Photographer Alec Malone does not follow his long-term Senator-father into politics and turns down the “opportunity” to be a war photographer in Vietnam. Is this something he will live to regret?
Alec’s Swiss-Czech wife Lucia isn’t sure Washington is the place for her. She takes comfort and finds intellectual stimulation in the company of her Eastern European emigre neighbors and their frequent garden parties (literally exiles in the garden). Will this be enough for her?
Alec’s 90-something Senator-father is beginning his final decline. Will Alec get closure?
Lucia has never me her long-dead father. Will Lucia get closure?
Ward Just is the master of writing smart novels about the world of politics and the world around politics. His characters are often near the very heart of power, and just as often they are the types who like to fix things behind the scenes. Of his books set in Washington, they all evoke a time when members of Congress didn’t fly home every weekend and actually set down roots in Washington.

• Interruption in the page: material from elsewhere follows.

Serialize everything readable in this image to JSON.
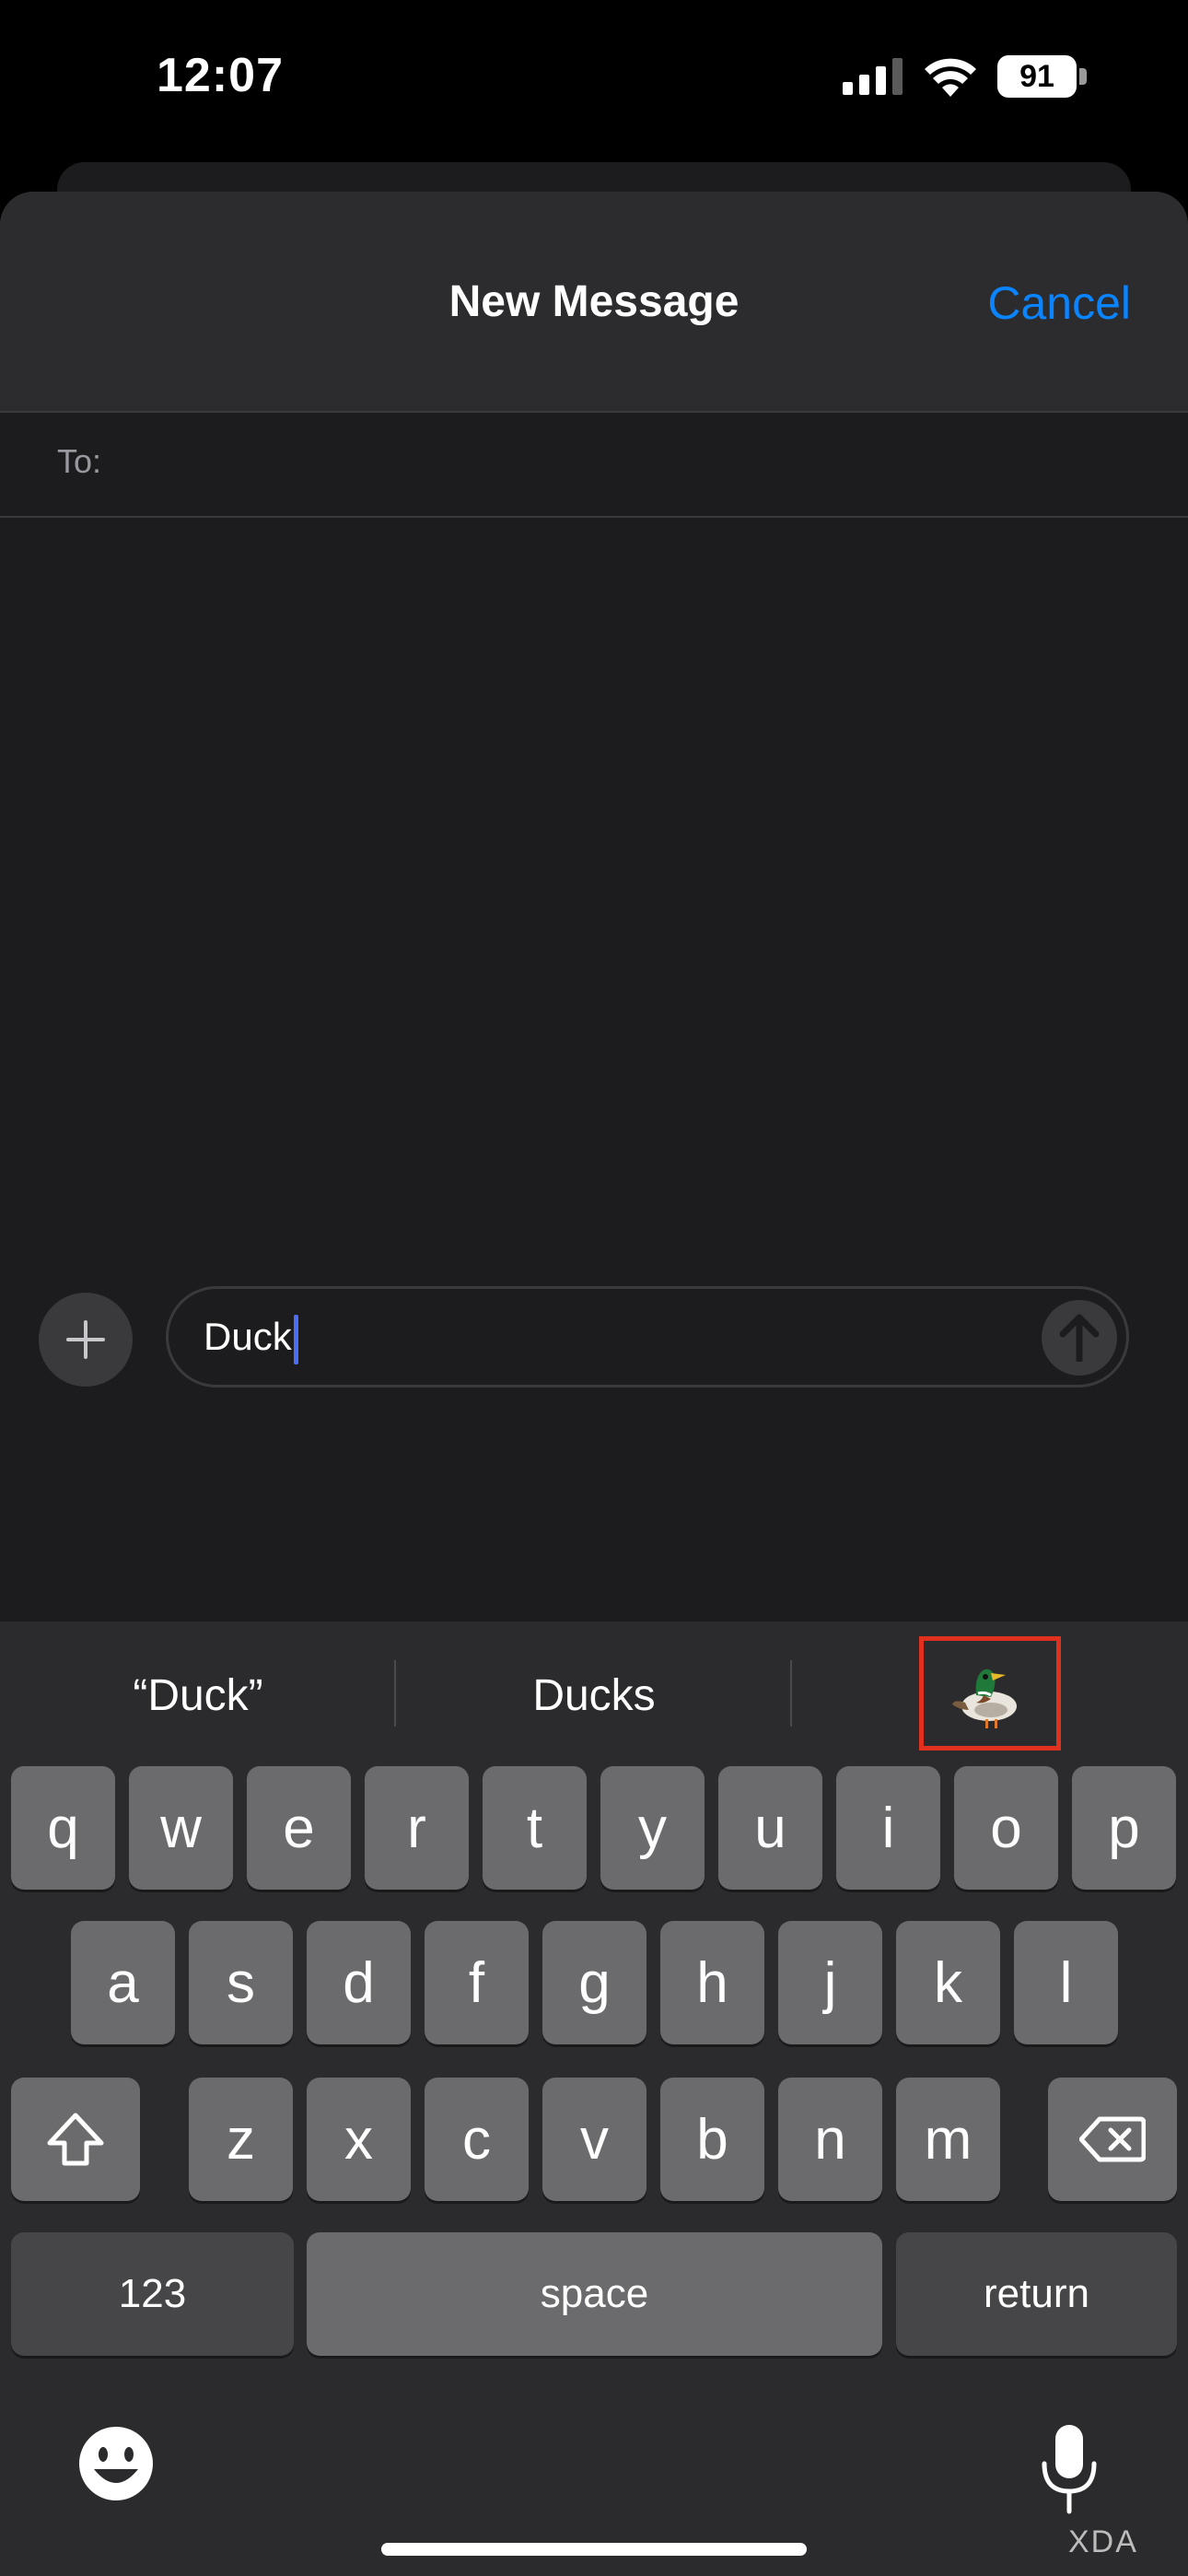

Many politicians today still do set done roots, but are forced into pretending like they have, often disparaging Washington so that the folks back home don’t think they are out of touch with local rage.*
But Exiles in the Garden is little to do with U.S. domestic politics and much more to do with the alienation and displacement, and international and intranational conflict and violence. But it is also about Alec’s quest for…hmm for what? There is something about this book that makes it difficulty for me to see the connection between Alec’s issues and the whole exile angle. Perhaps there is not meant to be that much of a connection. But then to me it just feels a bit episodic. I thoroughly enjoyed the episodes, Ward Just is a wonderful author**, but I didn’t quite get how it was all supposed to hang together.
For anyone interested in the world of old-school politics and its air of noble expedience and corruption you really can’t go wrong with Ward Just. I just wouldn’t start with this one.

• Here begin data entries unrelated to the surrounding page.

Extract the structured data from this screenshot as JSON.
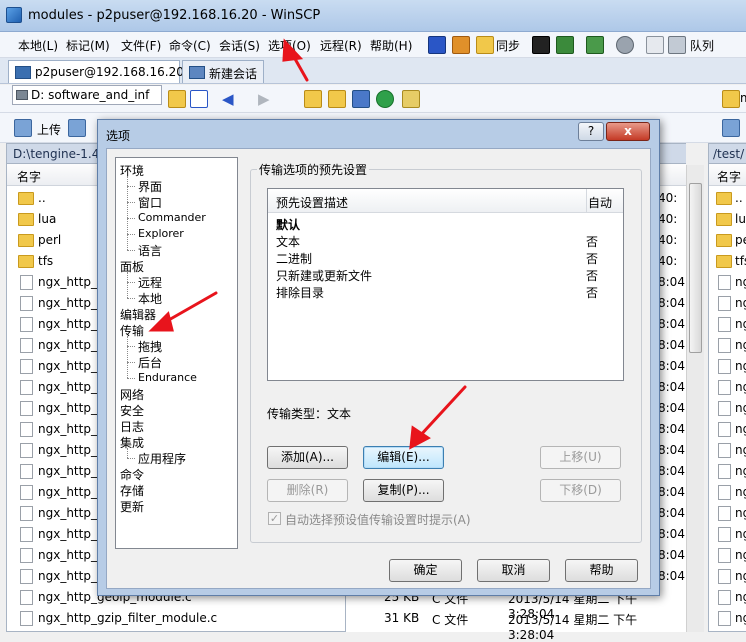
{
  "window": {
    "title": "modules - p2puser@192.168.16.20 - WinSCP"
  },
  "menu": [
    "本地(L)",
    "标记(M)",
    "文件(F)",
    "命令(C)",
    "会话(S)",
    "选项(O)",
    "远程(R)",
    "帮助(H)"
  ],
  "toolbar": {
    "sync_label": "同步",
    "queue_label": "队列",
    "upload_label": "上传"
  },
  "tabs": [
    {
      "label": "p2puser@192.168.16.20"
    },
    {
      "label": "新建会话"
    }
  ],
  "local": {
    "drive": "D: software_and_inf",
    "path": "D:\\tengine-1.4.",
    "column_name": "名字",
    "rows": [
      "..",
      "lua",
      "perl",
      "tfs",
      "ngx_http_ac",
      "ngx_http_ad",
      "ngx_http_au",
      "ngx_http_au",
      "ngx_http_br",
      "ngx_http_ch",
      "ngx_http_ch",
      "ngx_http_co",
      "ngx_http_da",
      "ngx_http_de",
      "ngx_http_em",
      "ngx_http_fas",
      "ngx_http_flv",
      "ngx_http_fo",
      "ngx_http_ge",
      "ngx_http_geoip_module.c",
      "ngx_http_gzip_filter_module.c"
    ],
    "row_sizes": {
      "19": "25 KB",
      "20": "31 KB"
    },
    "row_types": {
      "19": "C 文件",
      "20": "C 文件"
    },
    "row_dates": {
      "19": "2013/5/14 星期二 下午 3:28:04",
      "20": "2013/5/14 星期二 下午 3:28:04"
    },
    "partial_dates": [
      "40:",
      "40:",
      "40:",
      "40:",
      "8:04",
      "8:04",
      "8:04",
      "8:04",
      "8:04",
      "8:04",
      "8:04",
      "8:04",
      "8:04",
      "8:04",
      "8:04",
      "8:04",
      "8:04",
      "8:04",
      "8:04"
    ]
  },
  "remote": {
    "drive_partial": "m",
    "path": "/test/",
    "column_name": "名字",
    "rows": [
      "..",
      "lua",
      "pe",
      "tfs",
      "ng",
      "ng",
      "ng",
      "ng",
      "ng",
      "ng",
      "ng",
      "ng",
      "ng",
      "ng",
      "ng",
      "ng",
      "ng",
      "ng",
      "ng",
      "ng",
      "ng"
    ]
  },
  "dialog": {
    "title": "选项",
    "help_btn": "?",
    "close_btn": "x",
    "tree": [
      {
        "label": "环境",
        "level": 0
      },
      {
        "label": "界面",
        "level": 1
      },
      {
        "label": "窗口",
        "level": 1
      },
      {
        "label": "Commander",
        "level": 1
      },
      {
        "label": "Explorer",
        "level": 1
      },
      {
        "label": "语言",
        "level": 1
      },
      {
        "label": "面板",
        "level": 0
      },
      {
        "label": "远程",
        "level": 1
      },
      {
        "label": "本地",
        "level": 1
      },
      {
        "label": "编辑器",
        "level": 0
      },
      {
        "label": "传输",
        "level": 0
      },
      {
        "label": "拖拽",
        "level": 1
      },
      {
        "label": "后台",
        "level": 1
      },
      {
        "label": "Endurance",
        "level": 1
      },
      {
        "label": "网络",
        "level": 0
      },
      {
        "label": "安全",
        "level": 0
      },
      {
        "label": "日志",
        "level": 0
      },
      {
        "label": "集成",
        "level": 0
      },
      {
        "label": "应用程序",
        "level": 1
      },
      {
        "label": "命令",
        "level": 0
      },
      {
        "label": "存储",
        "level": 0
      },
      {
        "label": "更新",
        "level": 0
      }
    ],
    "group_title": "传输选项的预先设置",
    "list_headers": {
      "desc": "预先设置描述",
      "auto": "自动"
    },
    "presets": [
      {
        "desc": "默认",
        "auto": ""
      },
      {
        "desc": "文本",
        "auto": "否"
      },
      {
        "desc": "二进制",
        "auto": "否"
      },
      {
        "desc": "只新建或更新文件",
        "auto": "否"
      },
      {
        "desc": "排除目录",
        "auto": "否"
      }
    ],
    "transfer_type": "传输类型：文本",
    "buttons": {
      "add": "添加(A)...",
      "edit": "编辑(E)...",
      "up": "上移(U)",
      "delete": "删除(R)",
      "copy": "复制(P)...",
      "down": "下移(D)"
    },
    "auto_select_label": "自动选择预设值传输设置时提示(A)",
    "auto_select_checked": true,
    "footer": {
      "ok": "确定",
      "cancel": "取消",
      "help": "帮助"
    }
  },
  "colors": {
    "accent": "#3399ff",
    "annotation": "#e8141c"
  }
}
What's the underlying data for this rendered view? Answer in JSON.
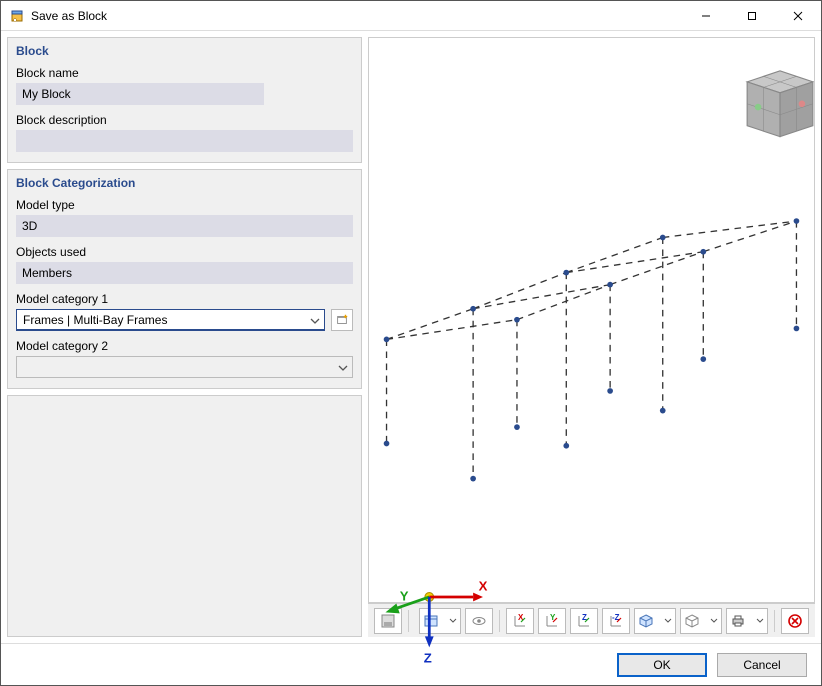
{
  "window": {
    "title": "Save as Block",
    "minimize_tooltip": "Minimize",
    "maximize_tooltip": "Maximize",
    "close_tooltip": "Close"
  },
  "block_panel": {
    "title": "Block",
    "name_label": "Block name",
    "name_value": "My Block",
    "description_label": "Block description",
    "description_value": ""
  },
  "categorization_panel": {
    "title": "Block Categorization",
    "model_type_label": "Model type",
    "model_type_value": "3D",
    "objects_used_label": "Objects used",
    "objects_used_value": "Members",
    "category1_label": "Model category 1",
    "category1_value": "Frames | Multi-Bay Frames",
    "category2_label": "Model category 2",
    "category2_value": ""
  },
  "axis_labels": {
    "x": "X",
    "y": "Y",
    "z": "Z"
  },
  "footer": {
    "ok": "OK",
    "cancel": "Cancel"
  }
}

*On a little side note–although it is related– I need to rant for one second. Back in the 2008 presidential elections Sarah Palin often made comments about how she would bring more small town America to Washington. She often used comments like these to bait her base by taking a poke at the East Coast, politicians, and intellectuals. (Amazing how politicians like to act like they aren’t politicians.) My thought then, and my thought now, is that Congress has hundreds of members from small towns across America. In fact Congress is nothing if not dripping with small town baseball, mom, apple pie, etc. I think that part of the problem in Congress and Washington in general is that too much time, effort, and legislation goes into protecting, not small town values (hard work, honesty, etc.), but rather those less noble parochial concerns that may be good for a specific Congressional district but aren’t good for the country as a whole.

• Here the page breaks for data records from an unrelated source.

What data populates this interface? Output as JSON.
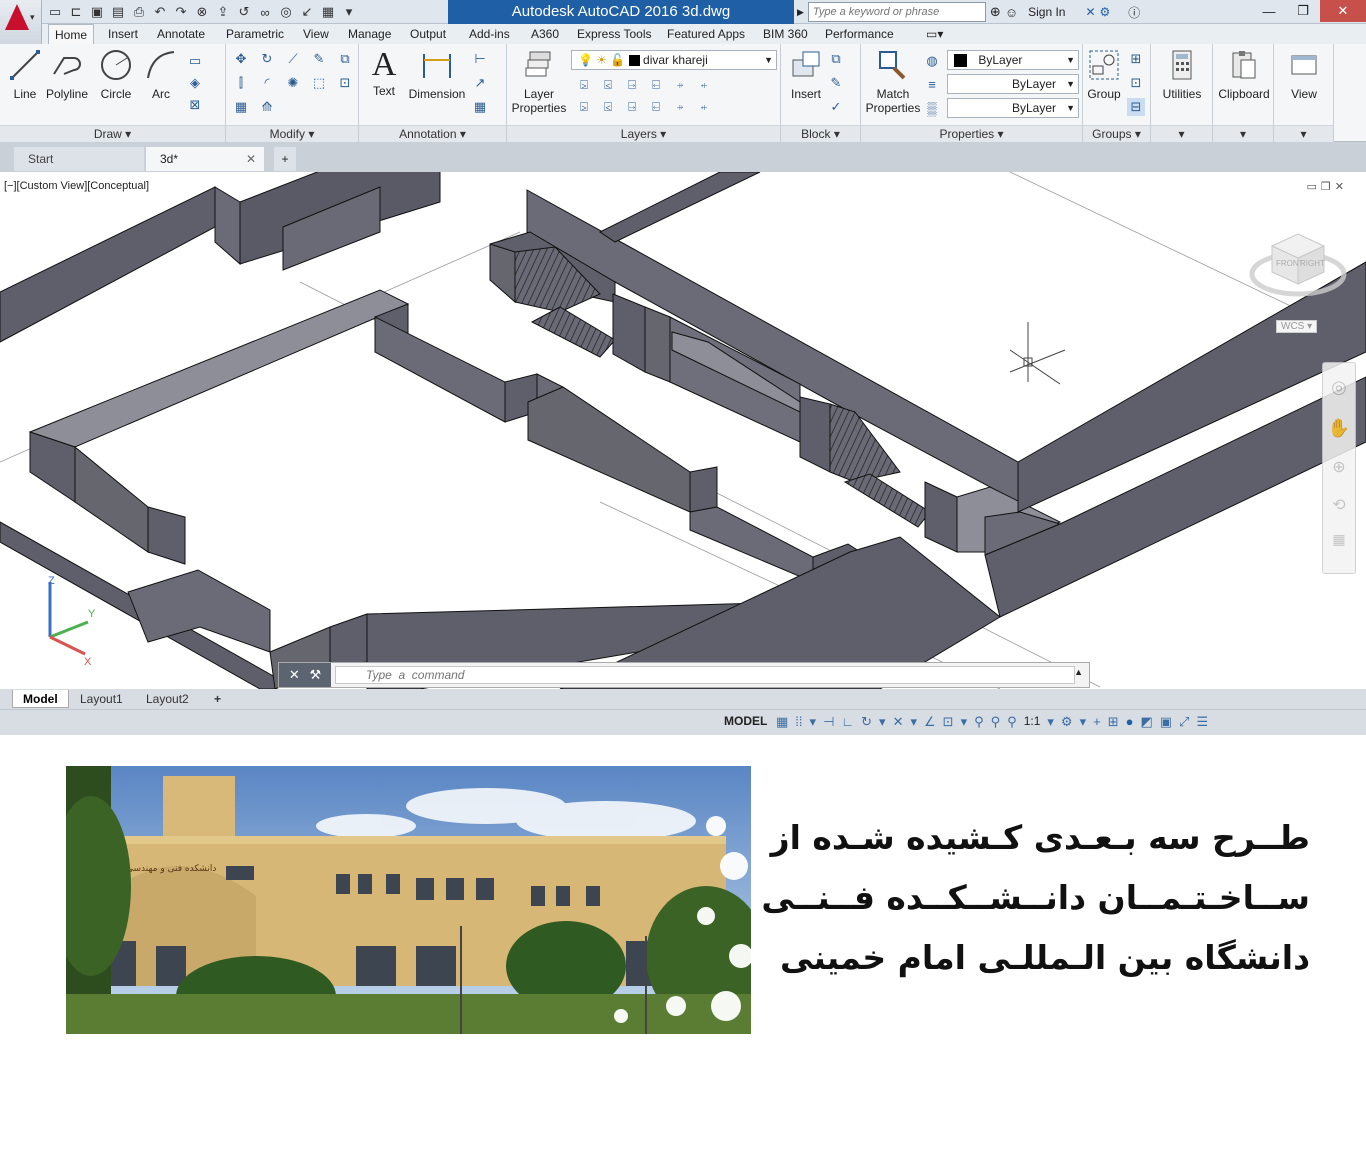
{
  "titlebar": {
    "title": "Autodesk AutoCAD 2016    3d.dwg",
    "search_placeholder": "Type a keyword or phrase",
    "signin": "Sign In"
  },
  "ribbon_tabs": [
    "Home",
    "Insert",
    "Annotate",
    "Parametric",
    "View",
    "Manage",
    "Output",
    "Add-ins",
    "A360",
    "Express Tools",
    "Featured Apps",
    "BIM 360",
    "Performance"
  ],
  "draw": {
    "title": "Draw",
    "line": "Line",
    "polyline": "Polyline",
    "circle": "Circle",
    "arc": "Arc"
  },
  "modify": {
    "title": "Modify"
  },
  "annotation": {
    "title": "Annotation",
    "text": "Text",
    "dimension": "Dimension"
  },
  "layers": {
    "title": "Layers",
    "layer_properties_1": "Layer",
    "layer_properties_2": "Properties",
    "current_layer": "divar khareji"
  },
  "block": {
    "title": "Block",
    "insert": "Insert"
  },
  "properties": {
    "title": "Properties",
    "match_1": "Match",
    "match_2": "Properties",
    "color": "ByLayer",
    "linetype": "ByLayer",
    "lineweight": "ByLayer"
  },
  "groups": {
    "title": "Groups",
    "group": "Group"
  },
  "utilities": "Utilities",
  "clipboard": "Clipboard",
  "view": "View",
  "doc_tabs": {
    "start": "Start",
    "active": "3d*"
  },
  "viewport": {
    "label": "[−][Custom View][Conceptual]",
    "wcs": "WCS",
    "cube_top": "FRONT",
    "cube_right": "RIGHT"
  },
  "command": {
    "placeholder": "Type  a  command"
  },
  "layout_tabs": [
    "Model",
    "Layout1",
    "Layout2"
  ],
  "status": {
    "model": "MODEL",
    "scale": "1:1"
  },
  "caption": {
    "line1": "طــرح سه بـعـدی کـشیده شـده از",
    "line2": "ســاخـتـمــان  دانــشــکــده  فــنــی",
    "line3": "دانشگاه بین الـمللـی امام خمینی"
  },
  "photo": {
    "sign_text": "دانشکده فنی و مهندسی"
  },
  "colors": {
    "accent": "#1e5fa6",
    "wall": "#5f5f6b",
    "wall_top": "#8e8e99",
    "logo": "#c8102e"
  }
}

**A former journalist with the Washington Post, Just is usually pretty accurate with his details, but I ran into a few that made me wonder if he is slacking off a bit these days. The first thing that made me wonder was that he wrote about tour buses at the Treasury building. This doesn’t ring true unless they did make stops there at one time or it was to drop folks off for the nearby White House. But you just don’t hear about or see tourists making a beeline for the Treasury. The Bureau of Engraving at the other end of 14th Street, maybe. But Treasury? Still, I was able to over look this. There may be something I don’t know. But then he writes about a character’s radical parents who live on the Iron Range in northern Minnesota who “were forever plotting the overthrow of the government in Minneapolis…” You don’t have to be a Minnesotan to know that the seat of the state government is in St. Paul, not Minneapolis. And someone as poltically astute as Just should know that unless you are talking about municipal policy, Minneapolis is about business not politics. It seems like a small point, but such a basic mistake kind of makes one wonder what else he might be getting wrong. This is not something I expect from Just.